Adjusted Win Ratio with Stratification: Calculation Methods and Interpretation

TL;DR

This paper develops a unified framework for estimating and interpreting the win ratio in stratified and adjusted settings, comparing it with traditional nonparametric tests for group differences.

Contribution

It introduces a comprehensive theory for win ratio estimation with stratification and adjustment, linking it to established nonparametric tests and enhancing interpretability.

Findings

Win ratio provides an interpretable treatment effect measure.

The proposed methods compare favorably with classical nonparametric tests.

The approach requires minimal distributional assumptions.

Abstract

The win ratio is a general method of comparing locations of distributions of two independent, ordinal random variables, and it can be estimated without distributional assumptions. In this paper we provide a unified theory of win ratio estimation in the presence of stratification and adjustment by a numeric variable.
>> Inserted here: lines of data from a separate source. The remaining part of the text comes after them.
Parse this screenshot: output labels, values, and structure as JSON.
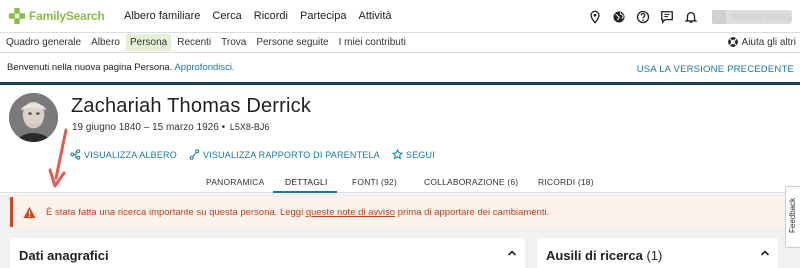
{
  "logo": {
    "text": "FamilySearch"
  },
  "main_nav": [
    "Albero familiare",
    "Cerca",
    "Ricordi",
    "Partecipa",
    "Attività"
  ],
  "top_icons": [
    "location-pin-icon",
    "globe-icon",
    "help-circle-icon",
    "chat-icon",
    "bell-icon"
  ],
  "user": {
    "name": "Stefano Monks"
  },
  "sub_nav": {
    "items": [
      "Quadro generale",
      "Albero",
      "Persona",
      "Recenti",
      "Trova",
      "Persone seguite",
      "I miei contributi"
    ],
    "active": "Persona",
    "help_label": "Aiuta gli altri"
  },
  "welcome": {
    "message": "Benvenuti nella nuova pagina Persona.",
    "link": "Approfondisci.",
    "old_version": "USA LA VERSIONE PRECEDENTE"
  },
  "person": {
    "name": "Zachariah Thomas Derrick",
    "dates": "19 giugno 1840 – 15 marzo 1926",
    "bullet": "•",
    "id": "L5X8-BJ6"
  },
  "actions": {
    "view_tree": "VISUALIZZA ALBERO",
    "view_relationship": "VISUALIZZA RAPPORTO DI PARENTELA",
    "follow": "SEGUI"
  },
  "tabs": [
    "PANORAMICA",
    "DETTAGLI",
    "FONTI (92)",
    "COLLABORAZIONE (6)",
    "RICORDI (18)"
  ],
  "active_tab": "DETTAGLI",
  "alert": {
    "before": "È stata fatta una ricerca importante su questa persona. Leggi",
    "link": "queste note di avviso",
    "after": "prima di apportare dei cambiamenti."
  },
  "cards": {
    "vitals_title": "Dati anagrafici",
    "research_title": "Ausili di ricerca",
    "research_count": "(1)"
  },
  "feedback": "Feedback",
  "colors": {
    "brand_green": "#8bbd46",
    "link_blue": "#1a79a3",
    "alert_red": "#c23f19",
    "header_navy": "#1f3f55"
  }
}
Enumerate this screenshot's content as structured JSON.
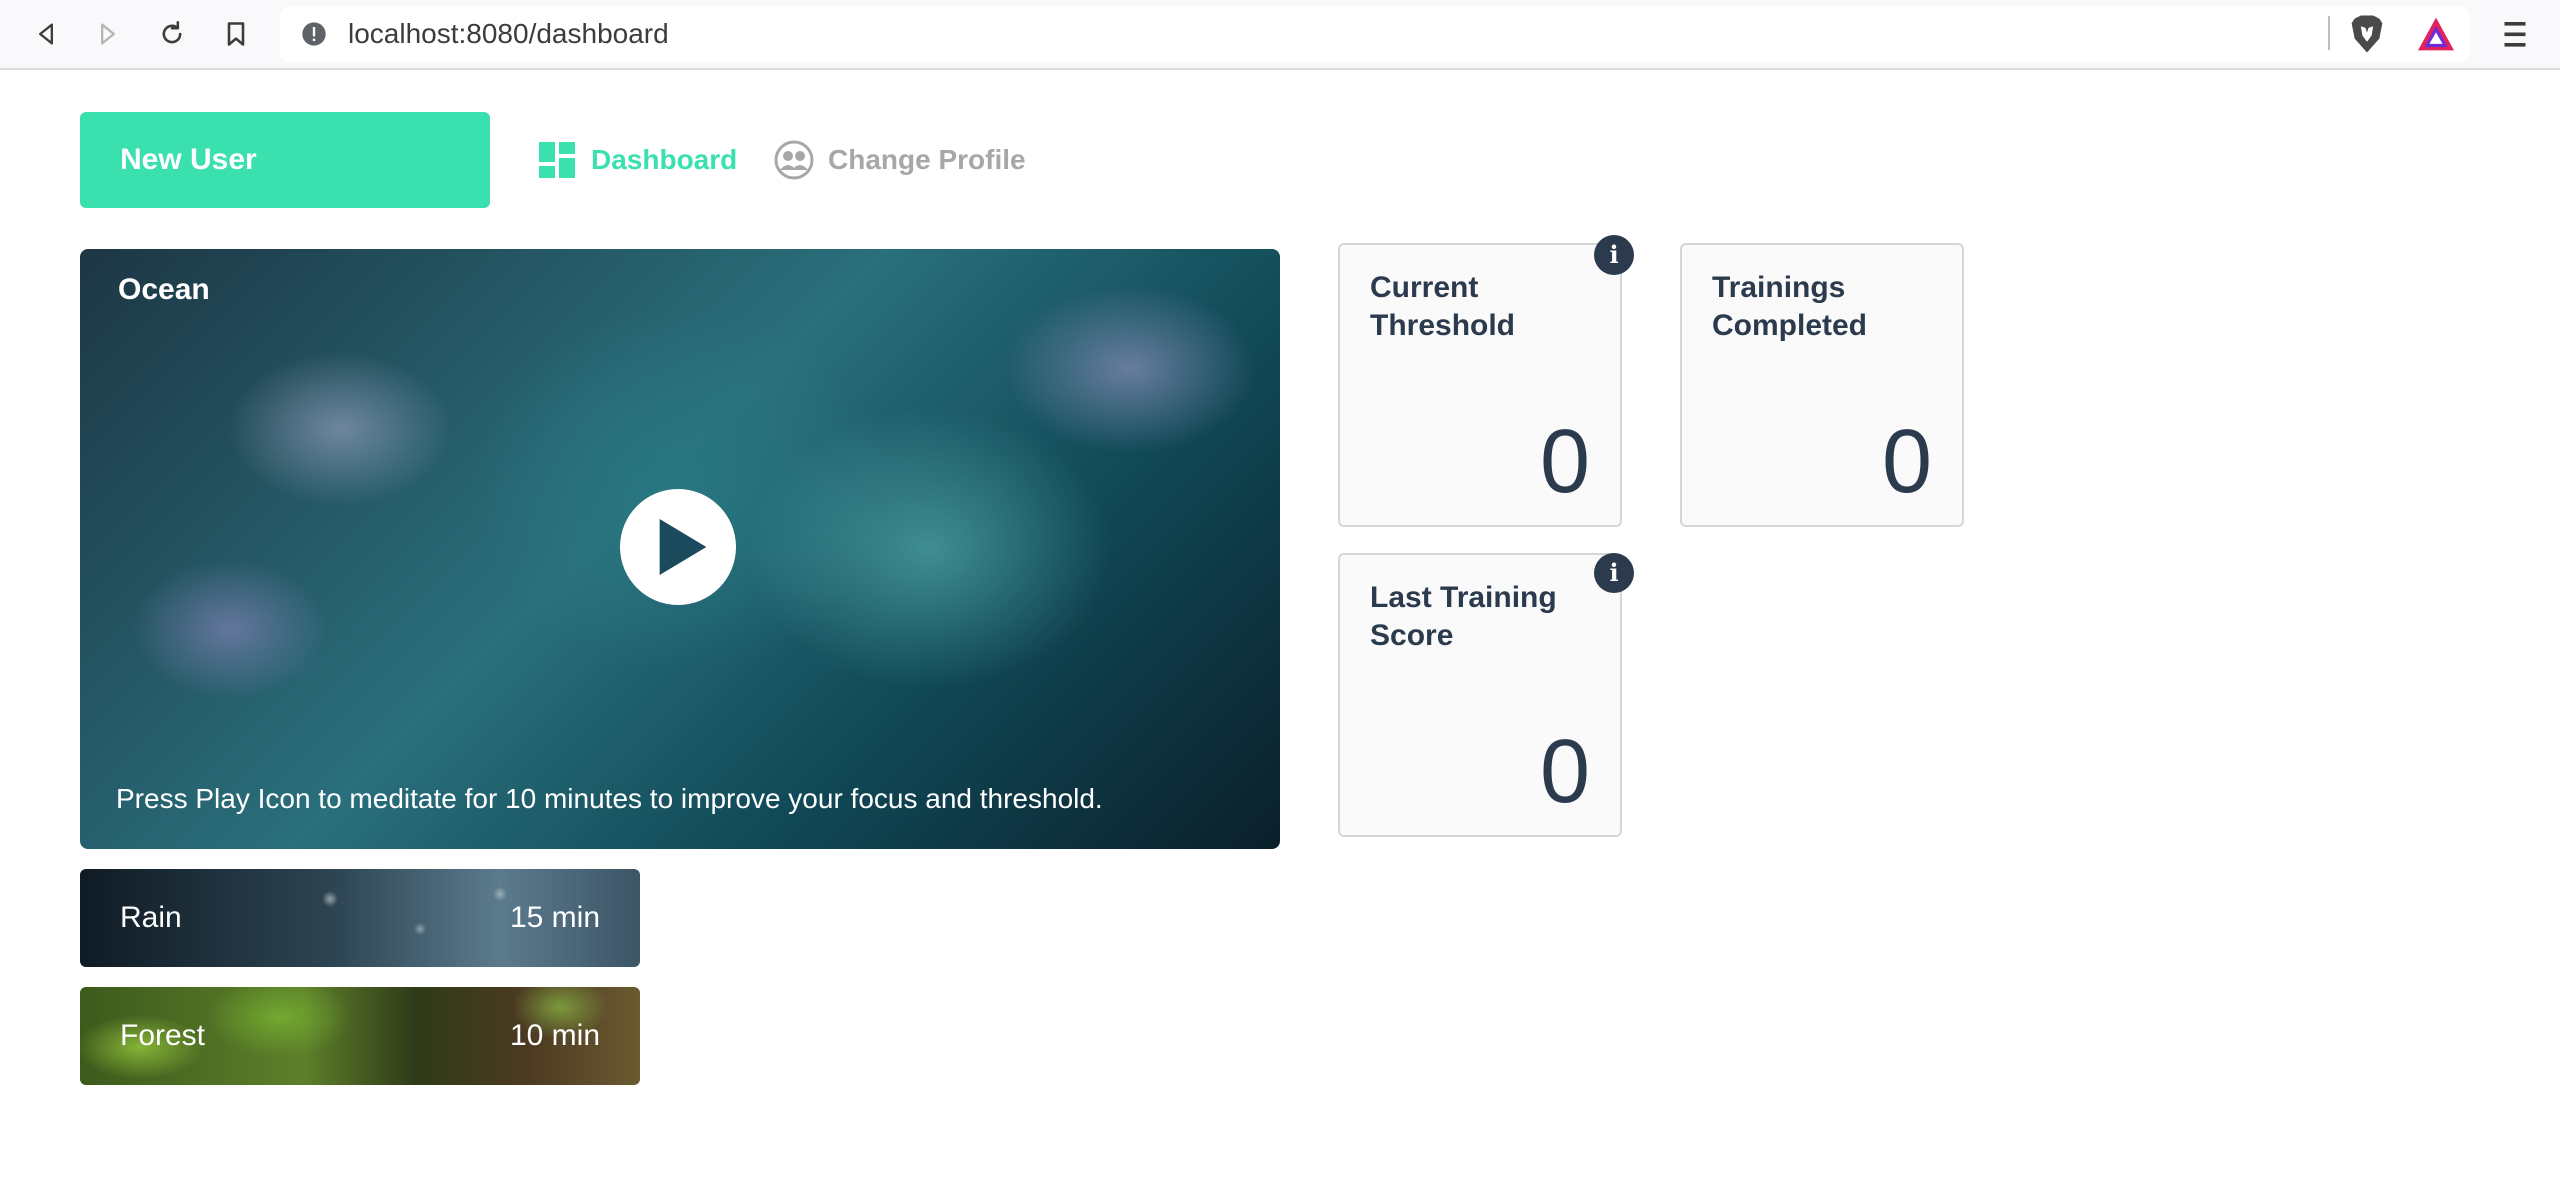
{
  "browser": {
    "url": "localhost:8080/dashboard"
  },
  "header": {
    "user_button": "New User",
    "nav": [
      {
        "label": "Dashboard",
        "active": true,
        "icon": "dashboard-icon"
      },
      {
        "label": "Change Profile",
        "active": false,
        "icon": "profile-icon"
      }
    ]
  },
  "player": {
    "title": "Ocean",
    "caption": "Press Play Icon to meditate for 10 minutes to improve your focus and threshold."
  },
  "tracks": [
    {
      "name": "Rain",
      "duration": "15 min"
    },
    {
      "name": "Forest",
      "duration": "10 min"
    }
  ],
  "stats": [
    {
      "label": "Current Threshold",
      "value": "0",
      "has_info": true
    },
    {
      "label": "Trainings Completed",
      "value": "0",
      "has_info": false
    },
    {
      "label": "Last Training Score",
      "value": "0",
      "has_info": true
    }
  ],
  "colors": {
    "accent": "#3ae0ae",
    "text_dark": "#2b3a4d",
    "muted": "#a7a7a7"
  }
}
Building step by step on the estimate of the crude win ratio we compare corresponding tests with well known nonparametric tests of group difference (Wilcoxon rank-sum test, Fligner-Plicello test, Cochran-Mantel-Haenszel test, test based on the regression on ranks and the rank ANCOVA test). We show that the win ratio gives an interpretable treatment effect measure with corresponding test to detect treatment effect difference under minimal assumptions.